My mom wouldn't care, because I tell her everything, she wouldn't get shocked or surprised if she saw my Facebook, she's even in some of my pictures, and I have her as a friend on Facebook, so do my close friends and they have crazier profiles than me, and she doesn't seem to have a problem with any of them.
Well, putting aside people who are double faced when it comes to family, sexual predators can be found easily on Facebook.
Old people can check your profiles, see how you are, the way you act, and get and EXTREMELY WRONG AND SICK idea.
I suppose the most interesting unexpected thing about me would be that I hate cheese BUT love pizza at the same time. :)

Peace Out Mr. Beyer

Mohammed Kayyali said...

Most of my friends do not have anything surprising to their parents or grandparents on Facebook. My parents or grandparents would not be surprised if they saw my facebook because it does not have much.

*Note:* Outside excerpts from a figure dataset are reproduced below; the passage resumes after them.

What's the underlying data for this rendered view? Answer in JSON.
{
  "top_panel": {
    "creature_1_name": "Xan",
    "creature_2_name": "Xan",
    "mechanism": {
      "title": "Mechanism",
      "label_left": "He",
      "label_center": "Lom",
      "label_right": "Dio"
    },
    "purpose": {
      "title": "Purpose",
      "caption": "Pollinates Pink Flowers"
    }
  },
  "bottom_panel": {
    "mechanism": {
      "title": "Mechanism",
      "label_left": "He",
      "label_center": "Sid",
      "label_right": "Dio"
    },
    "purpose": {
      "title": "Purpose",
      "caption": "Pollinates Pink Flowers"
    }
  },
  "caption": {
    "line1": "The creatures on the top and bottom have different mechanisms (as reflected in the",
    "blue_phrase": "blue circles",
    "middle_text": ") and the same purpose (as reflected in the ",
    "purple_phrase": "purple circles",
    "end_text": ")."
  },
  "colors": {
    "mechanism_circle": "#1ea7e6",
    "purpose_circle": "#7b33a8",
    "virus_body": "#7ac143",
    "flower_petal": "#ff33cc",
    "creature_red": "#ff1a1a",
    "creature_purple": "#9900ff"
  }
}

I believe that the presence of older people on facebook will not really affect it at all. The most interesting would be to show how to have fun. The most unexpected would be my real age. I do not use facebook for more than communication and see how my old friends are doing.

TommyR said...

I had to log onto Face book for the first time in three months to answer your first question. The answer is yes, they would be shocked. I don't really ever use my Face book profile so I doubt there would be anything shocking there. Seeing as you can control who sees which parts of your profile I doubt it will effect any one at all. If I posted 25 random things? Well I wouldn't. Why should "friends" need to read online to find out random things about me? That is why I don't like Face book. But I will tell you there would be some odd stuff there.